This was taken from one of RaP's comment to his analysis regarding Rabbi Tropper
SD said... I was trying to understand the relevance of Columbia's having awarded a PHd to Rebbetzin David for her dissertation on Rav Chayes.
RaP: Rabbi Eidensohn is always asking for "sources" and every now and again I like to inveigh with a jolly good one at that. The relevance in this case was to point out Rabbi Tropper's role in the ban of Rabbi Slifkin's books that ultimately it was a joint rabbinic effort by many Haredi rabbis, not just Rabbi Tropper, to have Rabbi Slifkin's revisionistic (in the sense that he introduced a "non-ArtScroll" gedolim-approved genre) writings about Judaism and science, essentially part of a larger historical struggle between how to reconcile IMPLICATIONS from Science/Biology with classical Judaism.
This is most definitely part of a longer term struggle that goes back to the days of Hellenism vs Judaism, then into the days of the Early Renaissance and the struggle between the Chachmei Sefarad and the Chachmei Tzarfas/Ashkenaz with the latter fighting the RAMBAM's views on Greek Philosophy, then the struggle of the major Renaissance where secular science began to flourish and spawned the Enlightenment and the Haskala. The fight against Rabbi Slifkin is in many ways a continuum and flare-up of the ongoing struggle between those willing to accept scientific theories and views from non-Jewish sources and those who do not. Rabbi Chiyes in his day inter-acted with maskilim and incorporated their views into his hashkofa and for that Rebbetzin David took him to task (read her work, it is thorough and makes lots of good arguments), just as Rabbi Slifkin was taken to task for incorporating non-traditional views, albeit with rationalizations and proofs from various sources that he garnered, just as Rabbi Chiyes did, and just as Rabbi J.B. Soloveitchik ztk"l did in creating "Torah Umada", but this is getting to be too broad a discussion. [...]

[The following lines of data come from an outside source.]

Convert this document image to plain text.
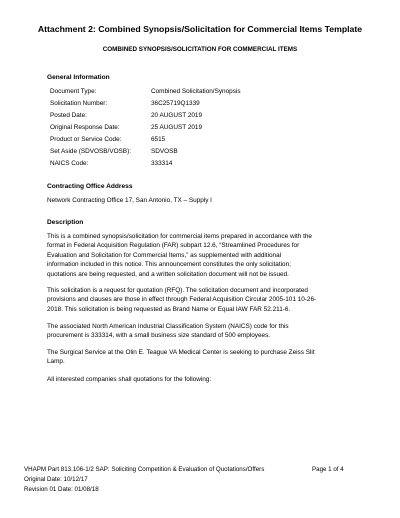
Attachment 2: Combined Synopsis/Solicitation for Commercial Items Template
COMBINED SYNOPSIS/SOLICITATION FOR COMMERCIAL ITEMS
General Information
Document Type:	Combined Solicitation/Synopsis
Solicitation Number:	36C25719Q1339
Posted Date:	20 AUGUST 2019
Original Response Date:	25 AUGUST 2019
Product or Service Code:	6515
Set Aside (SDVOSB/VOSB):	SDVOSB
NAICS Code:	333314
Contracting Office Address
Network Contracting Office 17, San Antonio, TX – Supply I
Description
This is a combined synopsis/solicitation for commercial items prepared in accordance with the
format in Federal Acquisition Regulation (FAR) subpart 12.6, “Streamlined Procedures for
Evaluation and Solicitation for Commercial Items,” as supplemented with additional
information included in this notice. This announcement constitutes the only solicitation;
quotations are being requested, and a written solicitation document will not be issued.
This solicitation is a request for quotation (RFQ). The solicitation document and incorporated
provisions and clauses are those in effect through Federal Acquisition Circular 2005-101 10-26-
2018. This solicitation is being requested as Brand Name or Equal IAW FAR 52.211-6.
The associated North American Industrial Classification System (NAICS) code for this
procurement is 333314, with a small business size standard of 500 employees.
The Surgical Service at the Olin E. Teague VA Medical Center is seeking to purchase Zeiss Slit
Lamp.
All interested companies shall quotations for the following:
VHAPM Part 813.106-1/2 SAP: Soliciting Competition & Evaluation of Quotations/Offers	Page 1 of 4
Original Date: 10/12/17
Revision 01 Date: 01/08/18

RaP: [...] In fact few people know of this thesis but it has been online for a while now. And please assume good faith, as they say on Wikipedia, this is not about "exposing" this or that. It is much more than that, a large historical debate between different schools of thought and with many intellectual and human battles and skirmishes along the way. Rabbi Slifkin knew the risks he was taking by being an iconoclast and writing in a way about nature and animals that had not been done before in the English speaking Torah world and he was challenged and the Haredim decided to ban his books. This is not unusual. It has been happening with more frequency as many worlds converge and collide in our days. Rabbi Tropper knows about the school of hard knocks too, he helped to get Rabbi Slifkin banned and in turn he was banned by the BADATZ for his own more "enlightened" view about conversions that there should be mass proselytisation to non-Jewish spouses of intermarried Jews all in the name of "higher conversion standards" and by jumping down the throats of Batei Din he liked or didn't like.